Well, dear reader I have finally made it into the 21st century. I have discovered the joys of the IPOD. He –who-understands-such-things presented me with this strange thing last Christmas feeling so proud that he had chosen it in one of my absolutely fave colours – orangey bronze. However, after a few attempts at trying to work it, despite his comprehensive tutorials, I’m afraid I put it in my too-hard box to give me time to build up the strength to try it again. I must say it is very different from my first record player that consisted of a varnished wooden box with a turntable moved by a little rubber wheel. When the music on my 45’s started playing too slowly I knew it was time to lift off the turntable and clean the rubber wheel and the inside of the turntable with methylated spirits. I was then set for another few hours of happy listening at the right speed. It all seemed so easy then!
…but today was the day! I was determined. Fuelled by a cup of builders’ strength Yorkshire tea and a fist full of digestives, I took out the instructions and managed to find itunes on the web. What a treasure chest of delights! I am sitting here typing extra fast jiggling away to a US radio station - RAZR Country. Billed as ‘Country Music with an “EDGE”!’, it’s fantastic – I’m hooked! Now all I have to figure out is how to put it onto the IPOD as for now I’m listening to it on the computer with my headphones on. I’ve got to figure out the next bit as the lead is just too short to go very far!
Anyway if you’ve got a nasty deadline and need to type at twice your normal speed stick on a bit of RAZR!

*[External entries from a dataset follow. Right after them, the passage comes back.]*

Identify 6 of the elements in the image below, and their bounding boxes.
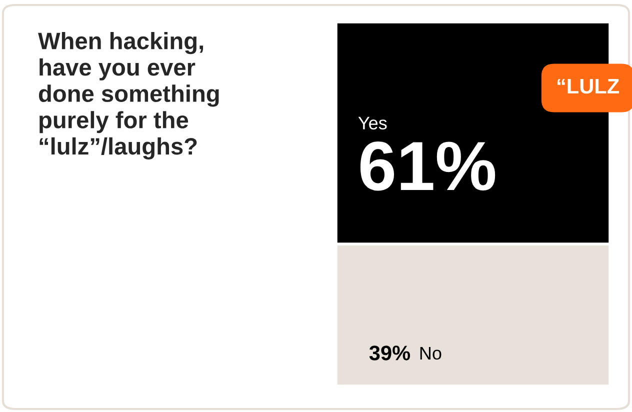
text: When hacking, have you ever done something purely for the “lulz”/laughs?	[38, 32, 219, 160]
data-label: 61%	[360, 142, 496, 191]
data-label: 39%	[369, 346, 410, 360]
annotation: “LULZ	[558, 79, 620, 94]
series-label: Yes	[358, 116, 387, 130]
series-label: No	[420, 347, 442, 360]
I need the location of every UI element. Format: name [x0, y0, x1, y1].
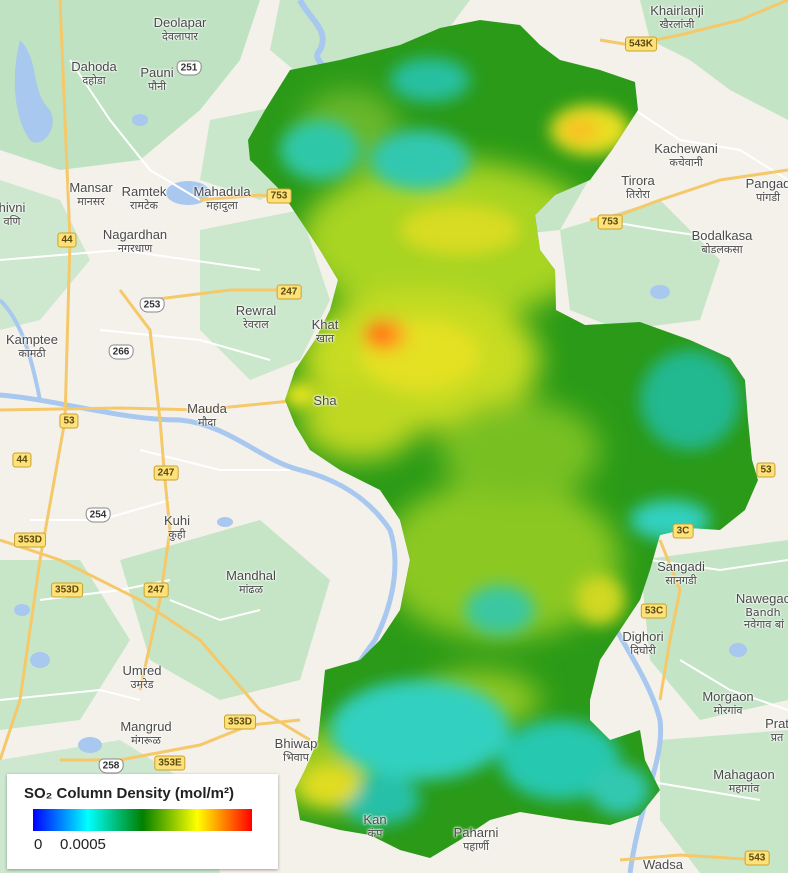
highway-shield-543k: 543K [625, 36, 657, 52]
place-label-tirora: Tirora तिरोरा [621, 173, 655, 202]
highway-shield-251: 251 [176, 60, 202, 76]
highway-shield-247-b: 247 [153, 465, 179, 481]
place-label-khairlanji: Khairlanji खैरलांजी [650, 3, 704, 32]
place-label-nawegaon: Nawegac Bandh [735, 591, 788, 620]
highway-shield-254: 254 [85, 507, 111, 523]
place-label-pangadi: Pangad पांगडी [745, 176, 788, 205]
highway-shield-44-b: 44 [12, 452, 32, 468]
legend-min-label: 0 [34, 836, 43, 853]
place-label-mandhal: Mandhal मांढळ [226, 568, 276, 597]
place-label-ramtek: Ramtek रामटेक [121, 184, 167, 213]
place-label-bodalkasa: Bodalkasa बोडलकसा [691, 228, 753, 257]
highway-shield-353c-b: 53C [640, 603, 668, 619]
place-label-kuhi: Kuhi कुही [163, 513, 191, 542]
highway-shield-353d-c: 353D [224, 714, 256, 730]
highway-shield-353d-b: 353D [51, 582, 83, 598]
highway-shield-353c-a: 3C [672, 523, 694, 539]
highway-shield-247-a: 247 [276, 284, 302, 300]
highway-shield-53-b: 53 [756, 462, 776, 478]
place-label-dahoda: Dahoda दहोडा [71, 59, 117, 88]
place-label-umred: Umred उमरेड [122, 663, 162, 692]
highway-shield-753-a: 753 [266, 188, 292, 204]
highway-shield-53-a: 53 [59, 413, 79, 429]
place-label-dighori: Dighori दिघोरी [622, 629, 664, 658]
highway-shield-258: 258 [98, 758, 124, 774]
place-label-nagardhan: Nagardhan नगरधाण [102, 227, 168, 256]
legend-max-label: 0.0005 [60, 836, 106, 853]
legend-colorbar [33, 809, 252, 831]
place-label-mansar: Mansar मानसर [69, 180, 113, 209]
place-label-pauni: Pauni पौनी [140, 65, 174, 94]
place-label-sha: Sha [313, 393, 337, 408]
place-label-mahadula: Mahadula महादुला [193, 184, 251, 213]
place-label-nawegaon-hi: नवेगाव बां [743, 618, 785, 631]
place-label-wadsa: Wadsa [643, 857, 683, 872]
highway-shield-266: 266 [108, 344, 134, 360]
place-label-prat: Prat प्रत [765, 716, 788, 745]
place-label-kamptee: Kamptee कामठी [5, 332, 59, 361]
place-label-mauda: Mauda मौदा [187, 401, 227, 430]
highway-shield-247-c: 247 [143, 582, 169, 598]
place-label-rewral: Rewral रेवराल [235, 303, 277, 332]
place-label-shivni: hivni वणि [0, 200, 26, 229]
place-label-bhiwapur: Bhiwap भिवाप [274, 736, 318, 765]
place-label-mahagaon: Mahagaon महागांव [713, 767, 775, 796]
place-label-kanhan: Kan कंप [363, 812, 387, 841]
place-label-sangadi: Sangadi सानगडी [657, 559, 705, 588]
highway-shield-753-b: 753 [597, 214, 623, 230]
place-label-deolapar: Deolapar देवलापार [153, 15, 207, 44]
place-label-kachewani: Kachewani कचेवानी [654, 141, 718, 170]
highway-shield-353d-a: 353D [14, 532, 46, 548]
highway-shield-44-a: 44 [57, 232, 77, 248]
legend-title: SO₂ Column Density (mol/m²) [24, 785, 235, 802]
so2-overlay [248, 20, 758, 858]
highway-shield-353e: 353E [154, 755, 186, 771]
place-label-paharni: Paharni पहार्णी [453, 825, 499, 854]
highway-shield-253: 253 [139, 297, 165, 313]
place-label-morgaon: Morgaon मोरगांव [702, 689, 754, 718]
place-label-mangrud: Mangrud मंगरूळ [120, 719, 172, 748]
highway-shield-543: 543 [744, 850, 770, 866]
map-legend: SO₂ Column Density (mol/m²) 0 0.0005 [7, 774, 278, 869]
place-label-khat: Khat खात [311, 317, 339, 346]
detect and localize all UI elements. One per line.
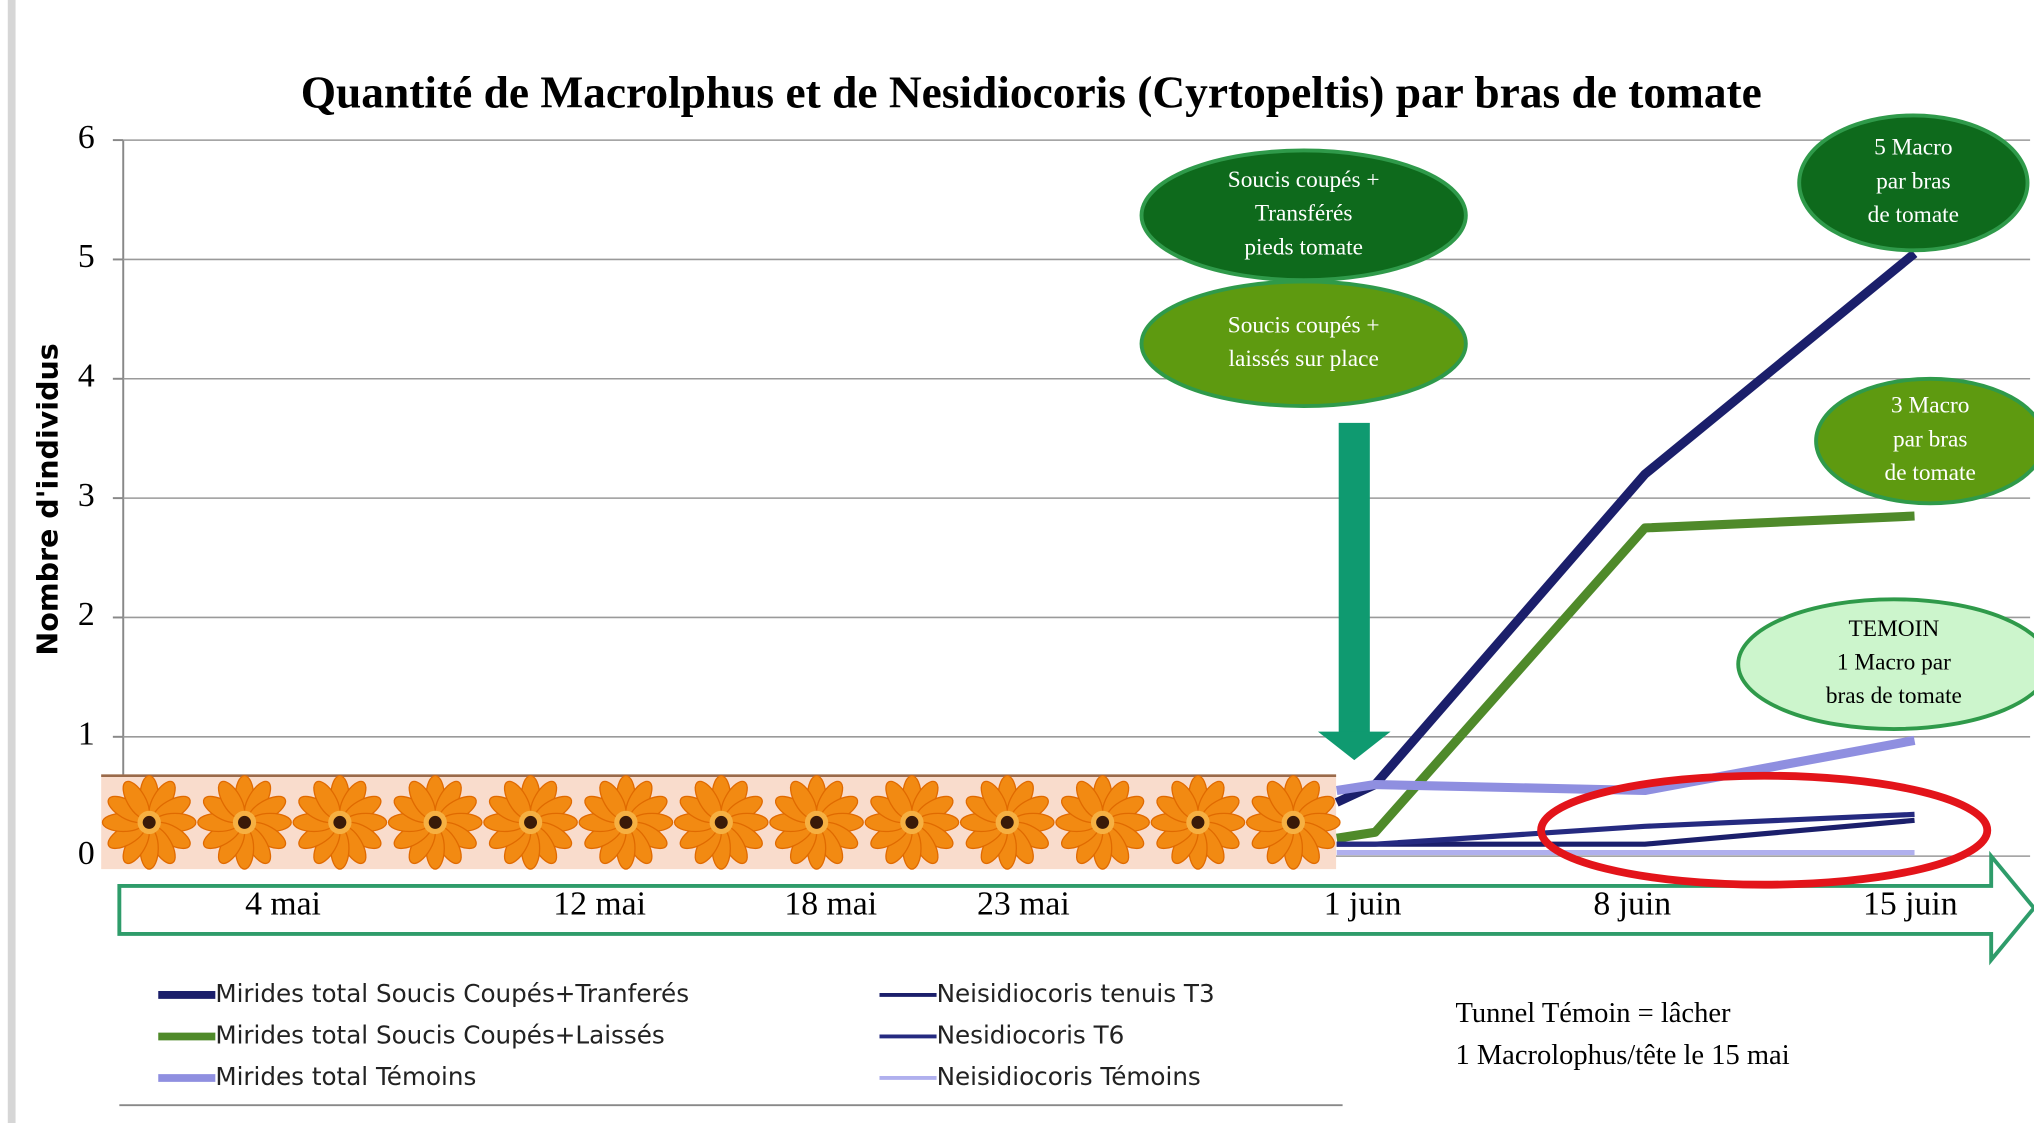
flower-heart bbox=[619, 815, 633, 829]
annotation-text: de tomate bbox=[1885, 460, 1976, 486]
page-border bbox=[7, 0, 16, 1123]
annotation-text: Transférés bbox=[1255, 201, 1353, 227]
flower-heart bbox=[238, 815, 252, 829]
annotation-text: par bras bbox=[1893, 426, 1967, 452]
date-arrow bbox=[117, 850, 2034, 966]
flower-heart bbox=[1000, 815, 1014, 829]
x-tick-label: 23 mai bbox=[977, 885, 1070, 922]
flower-heart bbox=[142, 815, 156, 829]
legend-label: Nesidiocoris T6 bbox=[937, 1020, 1125, 1049]
annotation-text: 5 Macro bbox=[1874, 135, 1952, 161]
annotation-text: 3 Macro bbox=[1891, 393, 1969, 419]
x-tick-label: 1 juin bbox=[1324, 885, 1402, 922]
flower-heart bbox=[1096, 815, 1110, 829]
annotation-text: pieds tomate bbox=[1244, 234, 1363, 260]
series-line bbox=[1336, 511, 1915, 843]
legend-label: Mirides total Soucis Coupés+Tranferés bbox=[215, 979, 689, 1008]
legend-label: Mirides total Soucis Coupés+Laissés bbox=[215, 1020, 664, 1049]
arrow-shaft bbox=[1338, 422, 1370, 735]
y-tick-label: 1 bbox=[78, 716, 95, 753]
x-tick-label: 15 juin bbox=[1863, 885, 1958, 922]
annotation-text: bras de tomate bbox=[1826, 683, 1962, 709]
annotation-text: Soucis coupés + bbox=[1228, 312, 1380, 338]
y-tick-label: 0 bbox=[78, 835, 95, 872]
legend-label: Neisidiocoris tenuis T3 bbox=[937, 979, 1215, 1008]
flower-heart bbox=[333, 815, 347, 829]
flower-heart bbox=[905, 815, 919, 829]
x-tick-label: 4 mai bbox=[245, 885, 321, 922]
y-axis-label: Nombre d'individus bbox=[31, 343, 64, 655]
y-tick-label: 6 bbox=[78, 119, 95, 156]
y-tick-label: 4 bbox=[78, 358, 95, 395]
annotation-text: laissés sur place bbox=[1229, 346, 1379, 372]
annotation-bubble bbox=[1814, 376, 2034, 506]
flower-heart bbox=[524, 815, 538, 829]
note: 1 Macrolophus/tête le 15 mai bbox=[1455, 1040, 1789, 1071]
y-tick-label: 2 bbox=[78, 596, 95, 633]
arrow-head bbox=[1317, 731, 1391, 761]
y-tick-label: 5 bbox=[78, 238, 95, 275]
annotation-bubble bbox=[1797, 113, 2030, 253]
series-line bbox=[1336, 735, 1916, 796]
flower-heart bbox=[1191, 815, 1205, 829]
legend-label: Neisidiocoris Témoins bbox=[937, 1062, 1201, 1091]
series-line bbox=[1336, 811, 1915, 847]
x-tick-label: 18 mai bbox=[784, 885, 877, 922]
annotation-text: TEMOIN bbox=[1849, 616, 1940, 642]
annotation-bubble bbox=[1736, 597, 2034, 731]
x-tick-label: 8 juin bbox=[1593, 885, 1671, 922]
highlight-ellipse bbox=[1537, 771, 1992, 889]
annotation-text: Soucis coupés + bbox=[1228, 167, 1380, 193]
annotation-text: de tomate bbox=[1868, 202, 1959, 228]
annotation-text: par bras bbox=[1876, 168, 1950, 194]
series-line bbox=[1334, 249, 1918, 807]
y-tick-label: 3 bbox=[78, 477, 95, 514]
flower-heart bbox=[1286, 815, 1300, 829]
flower-heart bbox=[810, 815, 824, 829]
x-tick-label: 12 mai bbox=[553, 885, 646, 922]
legend-label: Mirides total Témoins bbox=[215, 1062, 476, 1091]
annotation-text: 1 Macro par bbox=[1837, 650, 1951, 676]
annotation-bubble bbox=[1139, 279, 1468, 408]
note: Tunnel Témoin = lâcher bbox=[1455, 998, 1731, 1029]
flower-heart bbox=[714, 815, 728, 829]
flower-heart bbox=[428, 815, 442, 829]
chart-title: Quantité de Macrolphus et de Nesidiocori… bbox=[300, 67, 1762, 119]
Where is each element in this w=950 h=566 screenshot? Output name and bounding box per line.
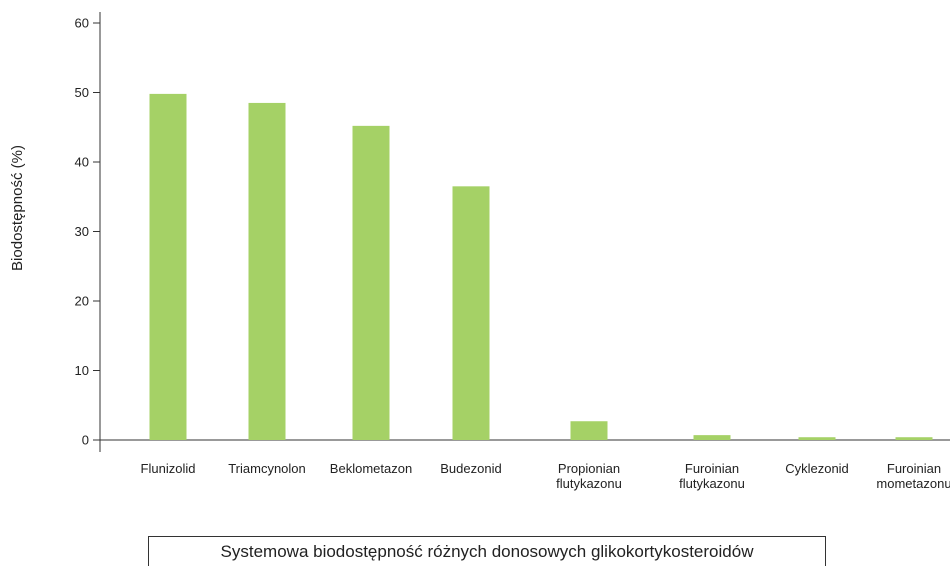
chart-caption: Systemowa biodostępność różnych donosowy… [148, 536, 826, 566]
bar [149, 93, 187, 440]
bar [895, 437, 933, 440]
x-tick-label: Triamcynolon [228, 461, 306, 476]
bar [798, 437, 836, 440]
x-tick-label: Flunizolid [141, 461, 196, 476]
x-tick-label: Beklometazon [330, 461, 412, 476]
y-tick-label: 40 [75, 155, 89, 170]
bar [248, 102, 286, 441]
y-tick-label: 50 [75, 85, 89, 100]
bars [149, 93, 933, 441]
bar [693, 435, 731, 440]
bar [570, 421, 608, 440]
y-axis-title: Biodostępność (%) [9, 145, 26, 271]
x-tick-label: flutykazonu [556, 476, 622, 491]
y-tick-label: 10 [75, 363, 89, 378]
y-axis: 0 10 20 30 40 50 60 [75, 12, 101, 452]
x-tick-label: Furoinian [685, 461, 739, 476]
bar [352, 125, 390, 441]
x-tick-label: mometazonu [876, 476, 950, 491]
bar-chart: 0 10 20 30 40 50 60 Flunizolid Triamcynolon Bekl… [9, 12, 950, 491]
x-tick-label: Budezonid [440, 461, 501, 476]
x-tick-label: Furoinian [887, 461, 941, 476]
x-tick-label: Propionian [558, 461, 620, 476]
category-labels: Flunizolid Triamcynolon Beklometazon Budezo… [141, 461, 950, 491]
x-tick-label: Cyklezonid [785, 461, 849, 476]
y-tick-label: 20 [75, 294, 89, 309]
y-tick-label: 30 [75, 224, 89, 239]
y-tick-label: 0 [82, 433, 89, 448]
bar [452, 186, 490, 440]
y-tick-label: 60 [75, 16, 89, 31]
x-tick-label: flutykazonu [679, 476, 745, 491]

What other news? Saturday was Open day on all campuses. I was based on the Avery Hill Campus and after running around helping to put up signs and get out boxes of prospectuses (or should that be prospecti?) I was put in charge of refreshments. I think I served 5-600 cups of tea, coffee and water every so often rushing off the Dome with handfuls of empty thermoses. Rhoda there was a treasure keeping everything stocked up and informed me we used up the entire supply of biscuits. – a first for an open day! It was great fun and it was lovely to see people who arrived all frazzled from long journeys, or hunched up from the cold wrapping their hands around a warming cuppa and unwinding. People had travelled from far and wide; I met people from Devon, Ireland, Derbyshire and Yorkshire. When I arrived home with sore feet I was greeted with the words ‘Come in, warm up and I’ll make you a nice cup of tea!’. Reader – I swooned!
I am really enjoying college now that we have all settled in. There is such a different quality to the second year. Although I know the work is going to be much more intense, we have settled as a group, we know our way around the campus and the IT, and we are studying with greater depth. I love the work at my counselling placement and am working with three clients and am soon to have my fourth. As a extra mature student on a part-time course doing all this extra work within the university gives me the opportunity to meet loads more people and with the added bonus of continually bumping into people I know from events, or from Clearing. It’s such fun- I would recommend it to anyone.
This next week is a bit quieter work wise so I’m looking forward to catching the Blockheads at Blackheath Halls on Friday night. I am treating He–who-understands-such–things as I remembered him recounting the time he saw Ian Drury playing with them there at one of his last gigs before he died. I think it will be quite poignant seeing the Blockheads playing without him - such a personality.